Join Date: May 10, 2001
Location: Horsham, PA USA
Age: 69
Posts: 151
Thoughts on "cheating."

1) How does one "cheat" in a game he plays by himself? I rather thought "cheating" was doing something in a competition not allowed under the rules in order to defeat one's opponent. Since CRPG games don't have "opponents" in any reasonable sense of the word, how can one cheat? Anything that adds to one's enjoyment in playing (or replaying) a game is hardly something to be ashamed of, rather it should be celebrated.

2) I've noted that many people denigrate "uber" characters as "unrealistic" or "cheating," and in the latest Bioware product, Icewind Dale 2, the design team decided that all characters should start out with equal points to add to their ability scores, permitting only the creation of rather pedestrian party members. This is silly, and IMO the programs MudMaster has made for the Infinity Engine games are the most useful "cheats" going. See, I like realistic characters, and I've known too many intelligent fighters to believe that an 18 strength necessarily indicates a 3 intelligence. Let me tell you about a friend of mine, named Allen. He is a 6-6 black dude, about 40 right now, who served for several years in the USMC's Force Recon. Force Recon is the USMC's equivilant of the SEALS or the Green Berets. Allen is very big, very strong, and very fast. He has a second or third degree black belt in some form or other of karate, and is an expert marksman in so many weapons you might as well stop counting. He also has a certified IQ of 145 and writes and studies poetry in his leisure time. He is qualified as both a combat medic and an explosives export, and works as a gunsmith/armorer these days. Now,this is a real person, and he's not so different from many people I've known who were in one form of Special Forces or other. How do you create such a character in a CRPG game without resorting to "cheating," unless you want to roll dice for an hour or so to "legitimately" come up with his stats, which probably would add up altogether to around 95-100 ability points?

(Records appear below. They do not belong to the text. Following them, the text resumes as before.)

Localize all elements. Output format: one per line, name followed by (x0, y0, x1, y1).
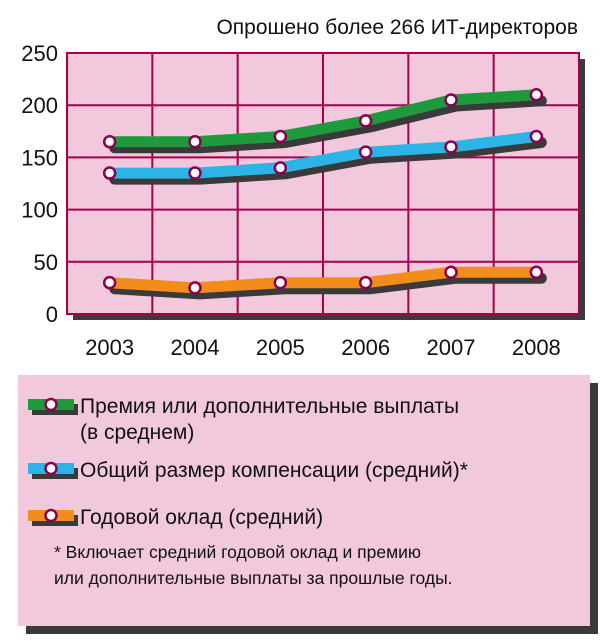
y-axis-ticks: 0 50 100 150 200 250 (21, 41, 58, 327)
data-point (188, 281, 202, 295)
legend-label: Годовой оклад (средний) (80, 506, 323, 529)
data-point (188, 134, 202, 149)
series-line (104, 266, 542, 294)
footnote: * Включает средний годовой оклад и преми… (54, 542, 453, 588)
data-point (529, 88, 544, 102)
x-tick-label: 2003 (85, 335, 134, 360)
legend: Премия или дополнительные выплаты (в сред… (28, 395, 468, 529)
series-3 (102, 265, 547, 300)
data-point (444, 93, 458, 107)
y-tick-label: 0 (46, 302, 58, 327)
footnote-line: или дополнительные выплаты за прошлые го… (54, 568, 453, 588)
series-line (104, 131, 542, 179)
chart-subtitle: Опрошено более 266 ИТ-директоров (216, 16, 578, 39)
data-point (188, 166, 202, 180)
legend-item: Годовой оклад (средний) (28, 506, 323, 529)
data-point (102, 134, 117, 149)
data-point (358, 275, 373, 290)
legend-box (18, 375, 590, 626)
data-point (529, 129, 544, 144)
footnote-line: * Включает средний годовой оклад и преми… (54, 542, 421, 562)
series-line-shadow (109, 95, 547, 154)
legend-label: Общий размер компенсации (средний)* (80, 459, 468, 482)
legend-item: Премия или дополнительные выплаты (в сред… (28, 395, 459, 444)
series-line (104, 89, 542, 148)
series-2 (102, 129, 547, 185)
legend-marker (44, 508, 58, 523)
legend-item: Общий размер компенсации (средний)* (28, 459, 468, 482)
data-point (273, 275, 288, 290)
data-point (102, 275, 117, 290)
plot-border (66, 52, 580, 315)
legend-marker (44, 461, 58, 476)
data-point (273, 161, 288, 175)
x-tick-label: 2007 (427, 335, 476, 360)
y-tick-label: 100 (21, 198, 58, 223)
series-line-shadow (109, 272, 547, 300)
data-point (444, 265, 458, 279)
y-tick-label: 200 (21, 93, 58, 118)
series (102, 88, 547, 300)
legend-label: (в среднем) (80, 421, 194, 444)
x-tick-label: 2005 (256, 335, 305, 360)
y-tick-label: 150 (21, 145, 58, 170)
y-tick-label: 250 (21, 41, 58, 66)
data-point (529, 265, 544, 279)
x-tick-label: 2004 (171, 335, 220, 360)
series-line-shadow (109, 137, 547, 185)
x-tick-label: 2008 (512, 335, 561, 360)
x-axis-ticks: 2003 2004 2005 2006 2007 2008 (85, 335, 561, 360)
data-point (358, 145, 373, 159)
y-tick-label: 50 (34, 250, 58, 275)
data-point (358, 114, 373, 128)
data-point (444, 140, 458, 154)
series-1 (102, 88, 547, 154)
data-point (102, 166, 117, 180)
data-point (273, 129, 288, 144)
legend-marker (44, 397, 58, 412)
legend-label: Премия или дополнительные выплаты (80, 395, 459, 418)
x-tick-label: 2006 (341, 335, 390, 360)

3) The thing that confuses me most about the "cheating" issue is simply this: why is it an issue at all? Who is grading us on how we play a silly computer game? What difference does it make how we go about doing it? What bragging rights, monetary awards, or potential career advancements are at stake that makes "cheating" in a computer game an action to be deplored or defended?

4) As far as the issue of the intent of the designers is concerned, I find that a rather strange thing to worry about, also. Whose game is it, anyway? I've been a DM since the original D&D rules came out in 1976, and I always thought that the idea of creating a world was to give the players an opportunity to, ah, role-play. I'm not trying to beat my players, and certainly I don't think I'm "competing" with the Bioware design team when I play one of their products. The world-builder creates a world for the players to adventure in. After that, the "game" is "created" by the players, and how they go about it is their business. Surely, this is all the more so the case in a CRPG, which is not interactive in the first place.

5) In sum: cheat away. Whatever floats your boat. And let's face it, fans, replaying BG2 or any CRPG multiple times without some form of "cheating" or third-party assistance would get very old very fast.